Roulette TV: ROBERT ASHLEY // Crash: Act 1 from Roulette Intermedium on Vimeo.

Unlike other of Ashley’s operas, which feature loosely outlined piano or electronic parts, Crash is distinct in its accompaniment: each of the three trains of thought, which thread in and around each other like a braid of multicolored ribbons, is joined only by the quick but quiet mumbling of three other voices and an array of three different photo projections. This symphony of voices and abstract images allows the focus to fall not just on Ashley’s texts but on the spotlighted speaker and the hills and valleys of their inflections, vocal register and timbre, and unique embodiment of the “character”. So although the opera is sparse in requisites, it feels inordinately full and rich in tone as the six voices—four voices at any given moment—complement each other in continually new ways. (The interpretations of “The Journal” were most striking in their differences, as each of the members of Varispeed adopted the required stutter in a particular way.)

Despite this sense of evolution in the ever-fluctuating vocal combinations, there was an overall sensation of constancy and meditation throughout the comforting rhythms and switch-offs of the 30-second segments. Each time one of the characters started back up, no matter who was speaking, the carefully intricate yet seemingly stream-of-conscious themes and anecdotes of Ashley’s life fell into their familiar patterns. The mathematically predictable structure of the opera was the perfect framework for Ashley’s unpredictable and often humorous observations. Each of the vocalists managed to capture the ponderous, philosophical, and psychological ramblings—which in the case of “The Journal” were highly linear and easy to follow, while during “Crash” they were more obscure—with not just humor but sensitivity and musicality.
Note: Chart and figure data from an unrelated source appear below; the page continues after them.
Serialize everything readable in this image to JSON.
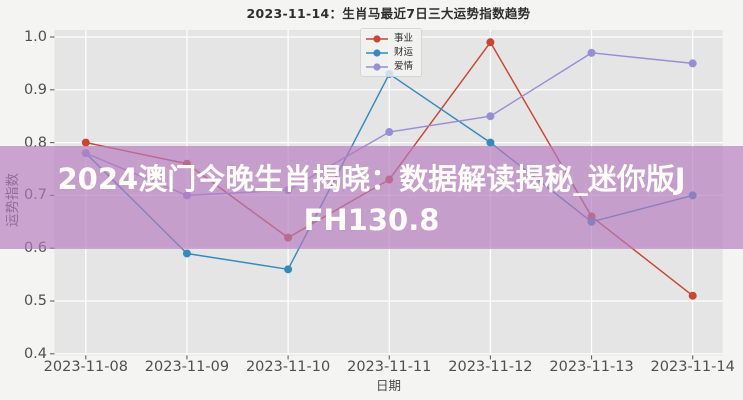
{
  "title": "2023-11-14：生肖马最近7日三大运势指数趋势",
  "watermark": {
    "lines": [
      "2024澳门今晚生肖揭晓：数据解读揭秘_迷你版J",
      "FH130.8"
    ],
    "band_color": "rgba(182,124,190,0.68)",
    "text_color": "#fffef9"
  },
  "chart_data": {
    "type": "line",
    "title": "2023-11-14：生肖马最近7日三大运势指数趋势",
    "xlabel": "日期",
    "ylabel": "运势指数",
    "categories": [
      "2023-11-08",
      "2023-11-09",
      "2023-11-10",
      "2023-11-11",
      "2023-11-12",
      "2023-11-13",
      "2023-11-14"
    ],
    "series": [
      {
        "name": "事业",
        "color": "#c74634",
        "values": [
          0.8,
          0.76,
          0.62,
          0.73,
          0.99,
          0.66,
          0.51
        ]
      },
      {
        "name": "财运",
        "color": "#348abd",
        "values": [
          0.78,
          0.59,
          0.56,
          0.93,
          0.8,
          0.65,
          0.7
        ]
      },
      {
        "name": "爱情",
        "color": "#988ed5",
        "values": [
          0.78,
          0.7,
          0.71,
          0.82,
          0.85,
          0.97,
          0.95
        ]
      }
    ],
    "y_ticks": [
      "1.0",
      "0.9",
      "0.8",
      "0.7",
      "0.6",
      "0.5",
      "0.4"
    ],
    "ylim": [
      0.4,
      1.0
    ],
    "grid": true,
    "legend_position": "upper center",
    "plot_background": "#e5e5e5",
    "figure_background": "#f4f4f3",
    "gridline_color": "#ffffff"
  }
}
Another reason, aside from the scrupulous performance of Varispeed, that Ashley’s personal accounts and musings never felt heavy-handed or forced were the photographs by Philip Makanna, who collaborated with Ashley on the latter’s 14-hour video opera/documentary Music with Roots in the Aether. Throughout the “projection score” by Katie Cox, Eric Magnus, and Andie Springer, the abstract and peaceful visual component did not feel like a contrived, maladroit powerpoint sequence as so many new music projections do. Rather, the photographed landscapes not only depicted the American scenery so important to Ashley, but also allowed the audience to “hear the singing and the texts without the typical visual distractions”, as Ashley desired. In combination with lighting designer David Moodey’s skillful spotlight maneuvering and Kate Brehm’s stage management, the photo projections did not hammer home a message but allowed the viewers to form their own responses alongside their listening. This was the rare opera experience wherein the visual and aural experiences were united with not a blip of disjunction.

More straightforward than Ashley’s other operas, which can be oblique and convoluted in narrative and musical structure, Crash delivers a wondrous yet meditative experience. Written at the end of the sixth fourteen-year cycle of his life—and it’s surely no coincidence Ashley died just before his 84th birthday, considering his self-imposed significance on the number—the opera feels as if Ashley is looking back on his life while also looking towards the future, using the voices of young people to explore concepts of voice, story-telling, and, yes, opera.